UNITED STATES - Gold has been an extraordinary investment since it bottomed around US$250 an ounce in the autumn of 2001. Since then, it has risen 662 per cent to around US$1,880, fallen back to around US$1,525 and is currently US$1,700.
As opposed to the bearish views around 9/11, the vast majority of advisers now maintain that investors should have a 5-10 per cent holding in gold. With the exception of Goldman Sachs - which recommended profit-taking recently - predictions for next year range from US$1,750 to US$2,100 an ounce with the consensus at US$1,850. In today's money, the 1980 peak of US$850 would be around US$2,300, so bullish advisers say the metal is at fair value.
The most popular bullish argument is that the US, Europe and now Japan are intent on quantitative easing - that is, boosting money supply. With interest rates close to zero and government bond yields pitiful, US Federal Reserve Board chairman Ben Bernanke has effectively launched a currency war.

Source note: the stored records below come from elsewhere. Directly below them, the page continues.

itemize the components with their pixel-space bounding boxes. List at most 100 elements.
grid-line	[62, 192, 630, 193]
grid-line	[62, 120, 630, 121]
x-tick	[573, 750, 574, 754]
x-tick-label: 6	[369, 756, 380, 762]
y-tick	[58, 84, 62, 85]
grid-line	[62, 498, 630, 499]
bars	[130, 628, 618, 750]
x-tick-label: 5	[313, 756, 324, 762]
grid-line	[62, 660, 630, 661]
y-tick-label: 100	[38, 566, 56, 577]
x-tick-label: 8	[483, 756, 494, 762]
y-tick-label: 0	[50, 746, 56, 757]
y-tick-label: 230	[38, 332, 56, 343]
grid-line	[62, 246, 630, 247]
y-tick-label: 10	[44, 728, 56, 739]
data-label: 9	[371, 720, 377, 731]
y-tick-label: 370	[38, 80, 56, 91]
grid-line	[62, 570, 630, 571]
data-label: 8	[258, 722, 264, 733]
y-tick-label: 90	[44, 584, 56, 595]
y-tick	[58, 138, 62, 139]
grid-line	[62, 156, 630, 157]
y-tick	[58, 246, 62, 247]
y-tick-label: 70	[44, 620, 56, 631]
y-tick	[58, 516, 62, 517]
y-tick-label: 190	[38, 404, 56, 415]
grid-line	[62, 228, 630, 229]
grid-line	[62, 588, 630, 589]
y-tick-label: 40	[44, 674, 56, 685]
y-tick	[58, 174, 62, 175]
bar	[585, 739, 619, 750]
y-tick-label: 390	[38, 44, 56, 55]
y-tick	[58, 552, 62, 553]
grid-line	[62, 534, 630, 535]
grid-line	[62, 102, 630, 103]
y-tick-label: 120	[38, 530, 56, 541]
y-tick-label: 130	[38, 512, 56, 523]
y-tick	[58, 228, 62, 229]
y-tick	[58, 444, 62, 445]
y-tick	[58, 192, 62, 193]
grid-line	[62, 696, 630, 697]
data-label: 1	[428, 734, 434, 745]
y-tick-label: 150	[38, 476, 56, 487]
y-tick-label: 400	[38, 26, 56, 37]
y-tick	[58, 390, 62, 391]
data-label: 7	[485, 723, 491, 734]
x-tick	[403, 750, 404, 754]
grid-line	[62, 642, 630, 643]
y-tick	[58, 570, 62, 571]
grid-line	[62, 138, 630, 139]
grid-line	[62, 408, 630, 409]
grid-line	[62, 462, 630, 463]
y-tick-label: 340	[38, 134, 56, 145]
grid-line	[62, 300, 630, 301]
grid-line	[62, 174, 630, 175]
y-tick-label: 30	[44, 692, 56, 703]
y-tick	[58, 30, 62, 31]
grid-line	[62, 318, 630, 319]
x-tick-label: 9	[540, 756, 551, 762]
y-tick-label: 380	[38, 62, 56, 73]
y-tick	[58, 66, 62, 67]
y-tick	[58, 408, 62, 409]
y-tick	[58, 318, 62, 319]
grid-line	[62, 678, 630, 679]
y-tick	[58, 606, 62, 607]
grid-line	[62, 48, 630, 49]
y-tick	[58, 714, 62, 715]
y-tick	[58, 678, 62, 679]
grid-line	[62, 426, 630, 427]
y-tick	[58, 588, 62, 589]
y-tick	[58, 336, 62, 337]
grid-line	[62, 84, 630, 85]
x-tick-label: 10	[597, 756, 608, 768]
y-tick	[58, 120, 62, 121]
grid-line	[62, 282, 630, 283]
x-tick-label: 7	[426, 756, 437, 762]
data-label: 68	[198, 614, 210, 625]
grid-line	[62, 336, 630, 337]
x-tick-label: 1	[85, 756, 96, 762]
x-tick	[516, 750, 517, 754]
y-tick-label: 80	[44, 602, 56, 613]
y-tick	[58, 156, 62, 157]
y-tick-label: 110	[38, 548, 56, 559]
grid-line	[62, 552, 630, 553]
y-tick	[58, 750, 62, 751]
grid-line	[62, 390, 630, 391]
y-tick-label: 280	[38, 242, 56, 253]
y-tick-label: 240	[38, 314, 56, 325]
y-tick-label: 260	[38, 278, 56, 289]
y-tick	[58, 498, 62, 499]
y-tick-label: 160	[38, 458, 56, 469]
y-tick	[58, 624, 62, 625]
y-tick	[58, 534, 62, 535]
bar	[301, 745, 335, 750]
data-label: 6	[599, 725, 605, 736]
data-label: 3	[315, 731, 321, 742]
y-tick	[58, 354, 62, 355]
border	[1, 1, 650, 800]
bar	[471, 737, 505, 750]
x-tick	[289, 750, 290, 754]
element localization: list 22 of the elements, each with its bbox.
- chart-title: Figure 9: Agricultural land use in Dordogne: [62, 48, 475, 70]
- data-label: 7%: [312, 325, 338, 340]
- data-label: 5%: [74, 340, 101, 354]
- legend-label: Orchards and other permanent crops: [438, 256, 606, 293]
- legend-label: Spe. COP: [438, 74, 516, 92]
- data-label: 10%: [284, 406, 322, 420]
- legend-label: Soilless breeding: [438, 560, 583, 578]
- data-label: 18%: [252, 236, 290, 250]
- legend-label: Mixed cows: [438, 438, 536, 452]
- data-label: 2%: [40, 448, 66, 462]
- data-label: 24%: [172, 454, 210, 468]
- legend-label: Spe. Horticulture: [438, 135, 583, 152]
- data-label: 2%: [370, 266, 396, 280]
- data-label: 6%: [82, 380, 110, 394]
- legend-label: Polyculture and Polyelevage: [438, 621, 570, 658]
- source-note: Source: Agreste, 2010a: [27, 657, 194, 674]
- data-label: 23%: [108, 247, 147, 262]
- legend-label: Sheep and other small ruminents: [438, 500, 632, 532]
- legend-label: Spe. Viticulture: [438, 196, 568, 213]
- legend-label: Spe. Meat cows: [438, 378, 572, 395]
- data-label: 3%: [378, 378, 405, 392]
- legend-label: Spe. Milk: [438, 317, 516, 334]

"By printing all this money, Bernanke is debasing the dollar, as the rest of the world is not printing money as fast as the US," says John R Taylor, chief investment officer at FX Concepts, a large foreign exchange fund. "As a result, in the long run, foreign currencies will go up in value, and commodities like gold and oil will rise in dollar terms."
With these bullish factors in play, gold holders are wondering why the price isn't taking off.
A simple reason is that global investors already own a massive quantity of gold via bullion in vaults and exchange-traded products (ETPs) such as GLD. According to the World Gold Council (a research and promotion organisation that promotes the interests of goldmines), investment in gold has been accelerating at a fast pace.